I'm running Server 2008 with Exchange 2007 SP1. All is running quite well and good.
However, I have a few clients who are not thrilled with the idea of joining a domain environment, mainly because of the hassle involved in copying profiles around.
On my test computer, I've had no luck getting the computer to connect to server.example.local when not joined to the domain. I imagine that there is a security policy setting that is not allowing anonymous clients to connect.
Secondly, the client is adamant about a lack of passwords and password prompts. They'd like ideally for Outlook to open and not prompt for usernames.
I've been told by the client that their previous IT company had managed to setup another exchange server without it prompting for usernames and passwords (their words, not mine) but I haven't figured out how this was achieved.
So, my questions in short:
- Can I have computers that are not joined to a domain connect to an Exchange 07 server?
- Can I have computers that are connected to said exchange server NOT prompt for passwords each time Outlook is opened?
All client PC's are using Vista or W7, with Office 2007 SP2.
Best Answer
PCs that aren't joined to the domain can definitely talk to Exchange with Outlook. Outlook is going to prompt the user for credentials when connecting to the Exchange Server computer. I know that Outlook 2003 didn't have any "remember password" functionality, but I'm not sure about Outlook 2007. If I had to guess, I'd say that it doesn't.
Autodiscovery will work. Have a look at this article http://msexchangeteam.com/archive/2007/04/30/438249.aspx (search for the phrase "non domain") for a brief bit about how the autodiscovery works on non-domain clients.
(Why are they so adverse to joining a domain? Roaming user profiles aren't required, and the existing local profiles can be migrated to domain user profiles.)
It might be possible to do the whole "poor man's workstation trust" wherein you create domain user accounts that match the local usernames / passwords used on the client computers to get Outlook not to prompt for passwords. That's an environment that's hard to keep password synchronized in, and I'm not even sure it would work.

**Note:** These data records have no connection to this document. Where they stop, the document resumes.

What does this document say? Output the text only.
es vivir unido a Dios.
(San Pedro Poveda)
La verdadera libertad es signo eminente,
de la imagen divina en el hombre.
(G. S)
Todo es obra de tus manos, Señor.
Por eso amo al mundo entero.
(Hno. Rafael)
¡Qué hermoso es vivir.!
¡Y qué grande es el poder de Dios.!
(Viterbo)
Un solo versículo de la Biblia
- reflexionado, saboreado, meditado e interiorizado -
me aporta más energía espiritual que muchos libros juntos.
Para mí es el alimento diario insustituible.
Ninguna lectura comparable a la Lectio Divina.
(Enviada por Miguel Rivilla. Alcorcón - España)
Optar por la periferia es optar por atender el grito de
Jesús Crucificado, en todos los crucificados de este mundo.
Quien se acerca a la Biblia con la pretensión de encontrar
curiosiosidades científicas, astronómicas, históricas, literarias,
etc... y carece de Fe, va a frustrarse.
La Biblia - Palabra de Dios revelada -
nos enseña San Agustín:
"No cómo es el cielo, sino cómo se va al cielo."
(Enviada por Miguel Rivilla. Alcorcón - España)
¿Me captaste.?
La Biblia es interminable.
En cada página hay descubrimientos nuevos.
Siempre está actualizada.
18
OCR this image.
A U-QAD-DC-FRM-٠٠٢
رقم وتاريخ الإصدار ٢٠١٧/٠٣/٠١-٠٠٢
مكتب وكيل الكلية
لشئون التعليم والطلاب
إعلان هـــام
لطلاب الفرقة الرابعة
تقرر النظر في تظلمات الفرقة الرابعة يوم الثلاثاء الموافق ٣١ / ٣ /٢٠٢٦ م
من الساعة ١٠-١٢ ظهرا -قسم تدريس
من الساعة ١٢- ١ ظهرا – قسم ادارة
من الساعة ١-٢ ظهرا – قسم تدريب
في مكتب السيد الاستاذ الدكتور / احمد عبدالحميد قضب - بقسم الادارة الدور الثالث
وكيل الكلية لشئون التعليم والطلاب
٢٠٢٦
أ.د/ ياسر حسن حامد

They really need to join their clients to the domain. That's the solution. It'd be interesting to hear more about why they have a problem with it. (I'm guessing they're doing lousy things like storing data on the hard disk drives of clients, peer-to-peer file sharing, etc... sigh)
You indicate that your tests aren't working. What kind of error messages are you receiving when it fails? (Name resolution could be iffy in such an environment. You might not have the whole DNS infrastructure that AD mandates in place, for one.)